Par une requête enregistrée le 29 mars 2018, le préfet du Haut-Rhin demande à la cour :
1°) d'annuler le jugement du tribunal administratif de Strasbourg du 1er mars 2018 ;
2°) de rejeter la demande présentée par M. A...devant le tribunal administratif de Strasbourg.
Il soutient que c'est à tort que le tribunal administratif a considéré que son arrêté du 24 novembre 2017 portait une atteinte disproportionnée au respect de la vie privée et familiale de M. A... et méconnaissait par suite les stipulations de l'article 8 de la convention européenne de sauvegarde des droits de l'homme et des libertés fondamentales.
Par des mémoires en défense, enregistrés les 13 et 21 juin 2018, M. C...A..., représenté par MeB..., conclut au rejet de la requête et à ce qu'une somme de 1 200 euros à régler à Mme B...soit mise à la charge de l'Etat sur le fondement des dispositions combinées des articles L. 761-1 du code de justice administrative et 37 de la loi du 10 juillet 1991.
Il soutient que l'arrêté du 24 novembre 2017 porte une atteinte disproportionnée au respect dû à sa vie privée et familiale et méconnaît par suite l'article 8 de la convention européenne de sauvegarde des droits de l'homme et des libertés fondamentales.

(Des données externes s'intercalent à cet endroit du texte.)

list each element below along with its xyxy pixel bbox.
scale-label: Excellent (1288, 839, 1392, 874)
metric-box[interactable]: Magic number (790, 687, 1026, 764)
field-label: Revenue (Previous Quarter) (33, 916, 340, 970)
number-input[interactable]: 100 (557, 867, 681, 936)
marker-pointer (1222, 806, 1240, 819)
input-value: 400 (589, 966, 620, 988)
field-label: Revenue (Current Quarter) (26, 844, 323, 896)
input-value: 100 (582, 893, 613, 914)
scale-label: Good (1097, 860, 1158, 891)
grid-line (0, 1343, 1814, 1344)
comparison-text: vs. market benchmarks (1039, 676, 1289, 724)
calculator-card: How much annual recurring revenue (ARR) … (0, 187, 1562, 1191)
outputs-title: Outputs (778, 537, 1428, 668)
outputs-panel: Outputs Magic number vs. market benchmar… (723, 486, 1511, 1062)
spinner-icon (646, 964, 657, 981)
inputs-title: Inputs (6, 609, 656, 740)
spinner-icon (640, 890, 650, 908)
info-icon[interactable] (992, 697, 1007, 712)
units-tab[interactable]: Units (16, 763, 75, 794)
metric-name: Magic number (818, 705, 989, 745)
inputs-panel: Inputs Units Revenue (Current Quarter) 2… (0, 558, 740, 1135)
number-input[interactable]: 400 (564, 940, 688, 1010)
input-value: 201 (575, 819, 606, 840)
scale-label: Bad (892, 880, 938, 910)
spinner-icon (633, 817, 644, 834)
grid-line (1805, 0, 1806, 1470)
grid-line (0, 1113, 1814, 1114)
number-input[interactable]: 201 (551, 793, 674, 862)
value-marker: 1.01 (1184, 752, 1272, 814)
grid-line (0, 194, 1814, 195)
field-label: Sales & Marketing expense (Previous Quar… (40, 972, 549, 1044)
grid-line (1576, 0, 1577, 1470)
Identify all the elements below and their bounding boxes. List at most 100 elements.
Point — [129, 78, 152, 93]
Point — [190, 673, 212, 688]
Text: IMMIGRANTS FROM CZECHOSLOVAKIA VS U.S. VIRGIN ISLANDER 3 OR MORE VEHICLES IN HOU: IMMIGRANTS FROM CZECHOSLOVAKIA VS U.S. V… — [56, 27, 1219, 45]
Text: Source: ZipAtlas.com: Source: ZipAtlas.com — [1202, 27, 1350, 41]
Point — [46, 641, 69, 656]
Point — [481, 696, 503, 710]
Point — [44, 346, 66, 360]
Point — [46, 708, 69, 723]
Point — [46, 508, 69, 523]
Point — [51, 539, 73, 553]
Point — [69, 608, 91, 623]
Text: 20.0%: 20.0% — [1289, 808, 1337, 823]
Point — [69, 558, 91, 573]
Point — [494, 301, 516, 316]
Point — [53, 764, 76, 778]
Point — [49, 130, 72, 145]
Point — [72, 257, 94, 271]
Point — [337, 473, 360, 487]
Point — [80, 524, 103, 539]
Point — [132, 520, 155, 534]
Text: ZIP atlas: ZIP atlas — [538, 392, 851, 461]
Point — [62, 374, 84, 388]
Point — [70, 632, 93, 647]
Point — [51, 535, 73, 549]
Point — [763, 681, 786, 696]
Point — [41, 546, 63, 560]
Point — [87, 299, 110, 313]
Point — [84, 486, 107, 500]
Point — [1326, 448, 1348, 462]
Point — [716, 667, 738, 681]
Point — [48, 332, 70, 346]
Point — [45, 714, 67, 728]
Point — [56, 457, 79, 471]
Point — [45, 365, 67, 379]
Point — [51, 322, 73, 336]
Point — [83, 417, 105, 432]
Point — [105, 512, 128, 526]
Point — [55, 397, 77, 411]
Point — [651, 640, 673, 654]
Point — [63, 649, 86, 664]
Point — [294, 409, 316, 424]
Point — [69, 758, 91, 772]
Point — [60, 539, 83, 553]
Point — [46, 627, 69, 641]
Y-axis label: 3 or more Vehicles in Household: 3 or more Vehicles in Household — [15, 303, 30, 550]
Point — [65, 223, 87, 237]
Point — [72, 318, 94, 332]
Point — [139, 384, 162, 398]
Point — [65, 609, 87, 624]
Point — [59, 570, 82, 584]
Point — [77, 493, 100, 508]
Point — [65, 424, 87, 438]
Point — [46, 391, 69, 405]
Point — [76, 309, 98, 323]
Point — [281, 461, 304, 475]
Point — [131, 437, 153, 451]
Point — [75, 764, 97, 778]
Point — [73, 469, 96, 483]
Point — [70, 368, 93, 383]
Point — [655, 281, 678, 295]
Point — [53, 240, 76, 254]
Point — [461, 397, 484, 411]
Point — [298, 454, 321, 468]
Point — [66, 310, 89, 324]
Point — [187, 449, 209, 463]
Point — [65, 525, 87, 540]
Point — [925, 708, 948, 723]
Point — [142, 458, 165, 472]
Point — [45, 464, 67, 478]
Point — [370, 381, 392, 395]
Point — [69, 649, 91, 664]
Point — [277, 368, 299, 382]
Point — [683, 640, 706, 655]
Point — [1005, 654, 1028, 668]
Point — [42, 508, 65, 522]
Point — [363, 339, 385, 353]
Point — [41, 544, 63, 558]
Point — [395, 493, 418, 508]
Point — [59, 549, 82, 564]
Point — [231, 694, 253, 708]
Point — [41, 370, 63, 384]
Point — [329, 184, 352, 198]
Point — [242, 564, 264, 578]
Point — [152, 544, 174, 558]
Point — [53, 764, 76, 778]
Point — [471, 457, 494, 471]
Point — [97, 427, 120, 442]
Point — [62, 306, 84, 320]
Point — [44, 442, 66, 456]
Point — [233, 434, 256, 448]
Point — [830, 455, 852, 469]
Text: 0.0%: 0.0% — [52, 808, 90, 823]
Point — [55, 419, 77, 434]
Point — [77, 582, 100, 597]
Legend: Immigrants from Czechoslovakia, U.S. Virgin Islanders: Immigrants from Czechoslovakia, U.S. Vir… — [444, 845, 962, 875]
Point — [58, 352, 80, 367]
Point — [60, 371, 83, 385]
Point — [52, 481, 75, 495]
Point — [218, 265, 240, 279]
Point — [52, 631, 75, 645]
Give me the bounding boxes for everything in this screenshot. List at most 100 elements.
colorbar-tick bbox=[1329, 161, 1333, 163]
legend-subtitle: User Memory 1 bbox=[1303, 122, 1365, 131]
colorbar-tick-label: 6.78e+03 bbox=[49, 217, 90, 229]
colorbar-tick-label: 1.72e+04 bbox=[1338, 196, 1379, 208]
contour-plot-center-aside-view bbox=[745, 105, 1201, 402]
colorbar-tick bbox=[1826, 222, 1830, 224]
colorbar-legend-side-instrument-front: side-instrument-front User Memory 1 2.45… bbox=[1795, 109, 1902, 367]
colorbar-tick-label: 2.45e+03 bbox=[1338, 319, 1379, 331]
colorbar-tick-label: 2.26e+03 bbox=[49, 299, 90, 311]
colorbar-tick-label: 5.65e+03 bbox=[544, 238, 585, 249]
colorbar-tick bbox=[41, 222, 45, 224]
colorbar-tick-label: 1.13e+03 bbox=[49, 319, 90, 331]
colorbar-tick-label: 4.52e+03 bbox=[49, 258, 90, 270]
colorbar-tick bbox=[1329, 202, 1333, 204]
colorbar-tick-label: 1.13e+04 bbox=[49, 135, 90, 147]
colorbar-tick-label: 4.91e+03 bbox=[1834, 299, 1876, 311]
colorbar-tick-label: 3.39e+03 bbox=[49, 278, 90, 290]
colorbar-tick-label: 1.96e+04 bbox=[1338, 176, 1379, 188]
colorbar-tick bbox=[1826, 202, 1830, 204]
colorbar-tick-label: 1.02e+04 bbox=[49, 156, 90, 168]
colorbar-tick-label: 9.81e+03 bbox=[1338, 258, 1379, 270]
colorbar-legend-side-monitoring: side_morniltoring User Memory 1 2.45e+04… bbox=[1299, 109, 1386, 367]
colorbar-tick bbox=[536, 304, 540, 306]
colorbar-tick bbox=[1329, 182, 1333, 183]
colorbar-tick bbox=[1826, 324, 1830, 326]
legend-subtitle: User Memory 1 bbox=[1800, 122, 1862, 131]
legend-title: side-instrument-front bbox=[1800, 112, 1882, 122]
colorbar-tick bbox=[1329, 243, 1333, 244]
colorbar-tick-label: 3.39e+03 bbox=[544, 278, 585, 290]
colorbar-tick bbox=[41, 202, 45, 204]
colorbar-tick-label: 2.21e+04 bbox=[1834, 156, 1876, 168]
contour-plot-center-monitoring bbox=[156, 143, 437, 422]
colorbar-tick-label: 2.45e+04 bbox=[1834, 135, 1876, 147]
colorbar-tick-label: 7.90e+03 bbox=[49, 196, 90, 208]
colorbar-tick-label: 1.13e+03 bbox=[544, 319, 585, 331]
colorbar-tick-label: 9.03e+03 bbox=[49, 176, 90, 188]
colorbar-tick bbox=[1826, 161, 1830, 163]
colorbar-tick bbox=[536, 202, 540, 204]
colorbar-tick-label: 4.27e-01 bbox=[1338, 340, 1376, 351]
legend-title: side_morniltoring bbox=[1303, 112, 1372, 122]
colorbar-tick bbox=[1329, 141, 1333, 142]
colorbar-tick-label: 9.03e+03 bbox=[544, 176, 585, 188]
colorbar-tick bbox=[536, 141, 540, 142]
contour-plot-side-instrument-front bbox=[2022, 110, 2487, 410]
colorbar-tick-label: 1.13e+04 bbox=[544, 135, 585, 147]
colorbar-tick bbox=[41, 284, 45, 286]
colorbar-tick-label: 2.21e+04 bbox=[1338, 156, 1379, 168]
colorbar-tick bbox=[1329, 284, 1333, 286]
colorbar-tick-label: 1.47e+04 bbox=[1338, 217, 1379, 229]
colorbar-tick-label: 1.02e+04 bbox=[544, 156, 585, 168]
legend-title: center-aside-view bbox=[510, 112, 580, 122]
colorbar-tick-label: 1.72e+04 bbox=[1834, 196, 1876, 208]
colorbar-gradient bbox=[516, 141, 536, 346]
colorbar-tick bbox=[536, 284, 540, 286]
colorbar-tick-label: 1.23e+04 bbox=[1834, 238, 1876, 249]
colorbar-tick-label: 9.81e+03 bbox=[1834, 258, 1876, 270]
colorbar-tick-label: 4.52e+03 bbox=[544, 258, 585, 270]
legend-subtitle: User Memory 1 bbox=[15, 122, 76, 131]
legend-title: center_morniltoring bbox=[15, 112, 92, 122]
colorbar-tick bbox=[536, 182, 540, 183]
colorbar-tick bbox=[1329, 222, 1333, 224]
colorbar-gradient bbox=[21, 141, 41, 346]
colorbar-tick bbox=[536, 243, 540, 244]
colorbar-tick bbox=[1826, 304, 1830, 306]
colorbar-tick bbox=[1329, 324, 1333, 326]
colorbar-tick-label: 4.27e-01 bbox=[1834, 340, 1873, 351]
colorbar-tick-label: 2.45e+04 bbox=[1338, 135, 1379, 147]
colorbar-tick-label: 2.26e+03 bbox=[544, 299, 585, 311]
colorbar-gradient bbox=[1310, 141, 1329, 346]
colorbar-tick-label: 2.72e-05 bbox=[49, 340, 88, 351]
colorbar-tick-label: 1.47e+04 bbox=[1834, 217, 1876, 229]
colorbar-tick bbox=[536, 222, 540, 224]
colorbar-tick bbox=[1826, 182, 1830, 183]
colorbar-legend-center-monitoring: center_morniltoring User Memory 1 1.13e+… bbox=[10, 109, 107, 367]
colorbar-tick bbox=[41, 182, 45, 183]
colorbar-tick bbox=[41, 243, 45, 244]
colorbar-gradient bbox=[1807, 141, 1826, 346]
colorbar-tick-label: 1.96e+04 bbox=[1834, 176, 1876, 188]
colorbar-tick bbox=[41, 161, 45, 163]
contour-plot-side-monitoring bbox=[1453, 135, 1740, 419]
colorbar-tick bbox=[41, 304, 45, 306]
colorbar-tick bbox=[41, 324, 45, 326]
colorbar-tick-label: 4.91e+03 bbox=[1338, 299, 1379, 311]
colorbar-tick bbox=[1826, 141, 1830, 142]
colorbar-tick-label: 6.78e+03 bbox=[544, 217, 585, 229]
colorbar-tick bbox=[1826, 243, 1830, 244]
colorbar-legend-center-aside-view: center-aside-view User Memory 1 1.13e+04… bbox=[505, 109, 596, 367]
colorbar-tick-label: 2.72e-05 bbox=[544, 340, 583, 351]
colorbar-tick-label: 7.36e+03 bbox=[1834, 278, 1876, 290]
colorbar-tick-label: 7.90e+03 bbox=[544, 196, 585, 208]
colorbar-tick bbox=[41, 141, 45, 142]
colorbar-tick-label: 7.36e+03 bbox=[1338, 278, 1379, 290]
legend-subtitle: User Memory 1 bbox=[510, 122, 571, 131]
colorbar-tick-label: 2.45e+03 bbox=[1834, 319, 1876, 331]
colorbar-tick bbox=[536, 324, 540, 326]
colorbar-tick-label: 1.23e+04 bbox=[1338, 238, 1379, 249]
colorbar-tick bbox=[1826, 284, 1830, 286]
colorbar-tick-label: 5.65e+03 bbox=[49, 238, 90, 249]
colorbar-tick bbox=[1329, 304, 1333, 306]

Par ordonnance du 8 octobre 2018, la clôture d'instruction a été fixée au 8 novembre 2018.
M. A...a été maintenu au bénéfice de l'aide juridictionnelle totale par une décision en date du 11 septembre 2018.
Vu les autres pièces du dossier.
Vu :
- la convention européenne de sauvegarde des droits de l'homme et des libertés fondamentales ;
- le code de l'entrée et du séjour des étrangers et du droit d'asile ;
- la loi n° 91-647 du 10 juillet 1991 ;
- le code de justice administrative.
Les parties ont été régulièrement averties du jour de l'audience.
Le président de la formation de jugement a dispensé le rapporteur public, sur sa proposition, de prononcer des conclusions à l'audience.
Le rapport de M. Laubriat, premier conseiller, a été entendu au cours de l'audience publique.
Considérant ce qui suit :
1. Par un arrêté du 24 novembre 2017, le préfet du Haut-Rhin a rejeté la demande de titre de séjour présentée par M. C...A..., ressortissant albanais, lui a fait obligation de quitter le territoire français dans un délai de trente jours et a fixé le pays à destination duquel il pourra être reconduit d'office à l'expiration de ce délai. Le préfet du Haut-Rhin fait appel du jugement du 1er mars 2018 par lequel le tribunal administratif de Strasbourg a annulé cet arrêté.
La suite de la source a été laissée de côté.